Между тем лето кончилось и наступила осень. Октавия научилась самостоятельно садиться, Лидия вот-вот должна была дописать свой роман, хотя свидания с Джо сильно тормозили этот процесс, а я завершила диссертацию и начала беспокоиться, что будет, когда к Рождеству вернутся родители. Неразрешимость этой проблемы отравляла мне жизнь, я даже додумалась до того, что имею ребенка только потому, что имею квартиру. Осень принесла с собой новые осложнения, например холод. Раньше, будучи здоровой и энергичной, я холода не замечала, но тот октябрь выдался необычно промозглый, туманный и дождливый, а по ночам случались и заморозки. Меня саму это мало беспокоило, но я боялась застудить Октавию: если я надевала ей рукавички, она принималась их жевать, и в результате, пока мы гуляли, возлежала в своей коляске с ледяными мокрыми руками. Вдобавок она любила пускать слюни, и спереди ее одежки вечно были сырые. Какое-то время она держалась, но кончилось тем, что схватила простуду. Сначала это, по-видимому, ее не беспокоило, но потом она стала дышать с устрашающим хрипом, как старая овца, и просыпаться по ночам от кашля. Я не знала, что делать, а идти к доктору мне смертельно не хотелось. Родив Октавию, я воображала, что на этом моя связь с унылой, отнимающей массу времени Службой здравоохранения закончится, но скоро успела убедиться в обратном: нам предстояли еще бесконечные проверки и прививки, взвешивания и измерения. Однако это все шло заведенным порядком и самим принимать решения не приходилось. Теперь же, глядя на то, как у Октавии несимпатично течет нос, слушая, как тяжело она дышит, я понимала, что ничего не поделаешь — надо нести ее к врачу, но почему-то все во мне восставало против этой мысли. Я сознавала, что меня сбивают с толку ребяческие предубеждения и эгоизм, переполнявшие мою душу. Мне не хотелось попусту беспокоить занятого врача, ведь я всегда боялась кого-нибудь побеспокоить, а главное, боялась услышать, что отнимаю зря время. С другой стороны, меня пугала перспектива два часа мерзнуть в холодной приемной с ребенком, энергично скачущим на моих хрупких коленях. Словом, это был не обычный выбор между собственным покоем и долгом, да и речь шла не о моем здоровье, а о здоровье дочки. Будь больна я сама, я бы никуда не двинулась.

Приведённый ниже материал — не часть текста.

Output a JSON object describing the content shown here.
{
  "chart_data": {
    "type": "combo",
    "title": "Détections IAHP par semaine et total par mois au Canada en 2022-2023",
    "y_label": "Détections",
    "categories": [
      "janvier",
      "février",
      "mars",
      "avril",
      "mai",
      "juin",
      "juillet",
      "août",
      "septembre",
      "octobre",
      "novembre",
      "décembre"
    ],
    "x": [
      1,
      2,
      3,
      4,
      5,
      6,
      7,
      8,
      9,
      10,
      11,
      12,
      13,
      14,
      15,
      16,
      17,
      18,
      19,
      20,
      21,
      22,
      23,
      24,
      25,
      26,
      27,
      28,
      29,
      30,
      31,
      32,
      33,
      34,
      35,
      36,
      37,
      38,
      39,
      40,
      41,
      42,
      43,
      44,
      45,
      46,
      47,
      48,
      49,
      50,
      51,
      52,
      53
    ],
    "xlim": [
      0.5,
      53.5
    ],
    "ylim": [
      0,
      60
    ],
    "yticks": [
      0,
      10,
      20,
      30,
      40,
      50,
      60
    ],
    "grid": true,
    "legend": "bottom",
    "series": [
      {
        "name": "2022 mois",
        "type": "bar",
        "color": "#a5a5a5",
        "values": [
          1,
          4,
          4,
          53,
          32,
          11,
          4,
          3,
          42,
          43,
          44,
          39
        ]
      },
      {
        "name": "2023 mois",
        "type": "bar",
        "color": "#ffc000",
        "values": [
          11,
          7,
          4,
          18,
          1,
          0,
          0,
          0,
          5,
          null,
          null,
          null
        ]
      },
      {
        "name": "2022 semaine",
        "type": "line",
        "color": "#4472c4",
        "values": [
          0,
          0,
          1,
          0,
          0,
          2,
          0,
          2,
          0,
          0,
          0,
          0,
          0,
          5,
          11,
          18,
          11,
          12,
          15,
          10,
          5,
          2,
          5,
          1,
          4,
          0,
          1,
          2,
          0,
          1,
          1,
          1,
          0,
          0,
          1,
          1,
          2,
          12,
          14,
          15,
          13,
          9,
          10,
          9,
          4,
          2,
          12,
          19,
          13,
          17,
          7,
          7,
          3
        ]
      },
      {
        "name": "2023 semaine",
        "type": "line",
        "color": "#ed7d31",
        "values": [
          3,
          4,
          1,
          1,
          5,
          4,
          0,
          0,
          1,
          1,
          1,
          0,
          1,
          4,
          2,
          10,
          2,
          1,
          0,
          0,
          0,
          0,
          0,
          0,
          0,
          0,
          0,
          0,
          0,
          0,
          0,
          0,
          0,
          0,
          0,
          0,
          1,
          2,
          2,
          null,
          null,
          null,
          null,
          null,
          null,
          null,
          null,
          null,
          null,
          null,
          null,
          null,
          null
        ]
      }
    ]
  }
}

Спустя почти сутки после того, как я решила, что никуда не денешься, идти надо, я обратилась за советом к Лидии, которая сначала тоже стала в тупик. Она предложила не таскаться никуда с Октавией, а позвонить и пригласить врача домой. Я о подобной возможности даже не подумала, что доказывает, как плохо я вписалась в новые условия существования. Конечно, это было бы прекрасно, но разве я осмелюсь?
— Как это не осмелишься? — возмутилась Лидия. — Для чего тогда врачи? Разве можно выносить больного ребенка на улицу в такую погоду?